In a paper titled “Rapid metabolite response in leaf blade and petiole as a marker for shade avoidance syndrome,” published in the journal Plant Methods, SMART DiSTAP and TLL scientists explain their new way of detecting SAS in time for farmers to intervene to prevent the irreversible effects of SAS. The team built a tabletop Raman spectroscopy instrument that allows measurement of carotenoid levels in plants, which can indicate whether a plant has SAS.
“Our experiments with Raman spectroscopy detected a decrease in the carotenoid contents of plants that have SAS,” says Gajendra Pratap Singh, co-first author of the paper and scientific director and principal investigator at DiSTAP. “While plants with longer exposure to shade developed more severe SAS, these morphological changes were only seen after one to three days. However, changes in the carotenoid peak intensities were detected much earlier, from just four hours of shade treatment.”
Using Raman spectroscopy, the scientists are able to non-destructively measure carotenoid content in the plant leaves, and have discovered its correlation to the severity of SAS and as a peak biomarker for early diagnosis. This cuts down the time taken to detect SAS from days to a matter of hours. The method can also be used to detect SAS in plants due to high-density planting and can be particularly useful to improve urban farming practices.
“We conducted our experiments on a number of edible plants, including frequently consumed Asian vegetables like kai lan and choy sum,” says Benny Jian Rong Sng, the paper’s co-first author and PhD student from In-Cheol Jang’s group at TLL and the Department of Biological Sciences at the National University of Singapore. “Our results showed that Raman spectroscopy can be used to detect SAS induced by shade as well as high-density planting. Regardless of the food crop, this technology can be applied to improve agriculture and to meet the nutritional demands of today’s growing populations.”
In-Cheol Jang, the principal investigator at TLL and DiSTAP who led the project, says the discovery can go a long way in assisting farmers to improve urban farming practices: “We look forward to helping urban farmers achieve higher crop yields by detecting SAS within shorter time periods. By adopting scalable, precision agri-technologies like Raman spectroscopy-enabled sensors, we can better position cities like Singapore to grow more produce with less resources, while achieving desirable nutritional profiles for global food security.”
DiSTAP co-lead principal investigators Professor Chua Nam Hai of TLL and Professor Rajeev Ram of the MIT Department of Electrical Engineering and Computer Science also co-authored the article.
The research was supported by the National Research Foundation Singapore under its Campus for Research Excellence And Technological Enterprise program.
DiSTAP is one of the five SMART Interdisciplinary Research Groups. DiSTAP addresses deep problems in food production in Singapore and the world by developing a suite of impactful and novel analytical genetic and biosynthetic technologies. The goal is to fundamentally change how plant biosynthetic pathways are discovered, monitored, engineered, and ultimately translated to meet the global demand for food and nutrients.

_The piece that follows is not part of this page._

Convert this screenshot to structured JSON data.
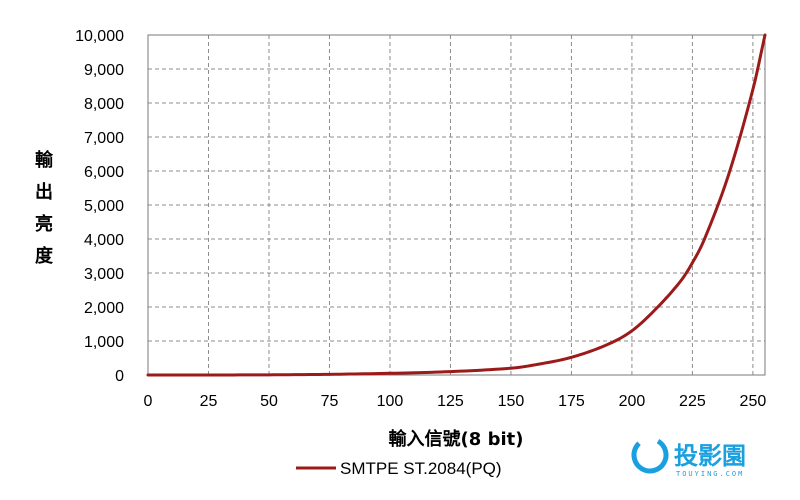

Scientists from MIT, TTL, Nanyang Technological University, and National University of Singapore are collaboratively developing new tools for the continuous measurement of important plant metabolites and hormones for novel discovery; deeper understanding and control of plant biosynthetic pathways in ways not yet possible, especially in the context of green leafy vegetables; leveraging these new techniques to engineer plants with highly desirable properties for global food security, including high yield density production, drought and pathogen resistance and biosynthesis of high-value commercial products; developing tools for producing hydrophobic food components in industry-relevant microbes; developing novel microbial and enzymatic technologies to produce volatile organic compounds that can protect and/or promote growth of leafy vegetables; and applying these technologies to improve urban farming.
DiSTAP is led by MIT co-lead PI Professor Michael Strano and Singapore co-lead PI Professor Chua Nam Hai.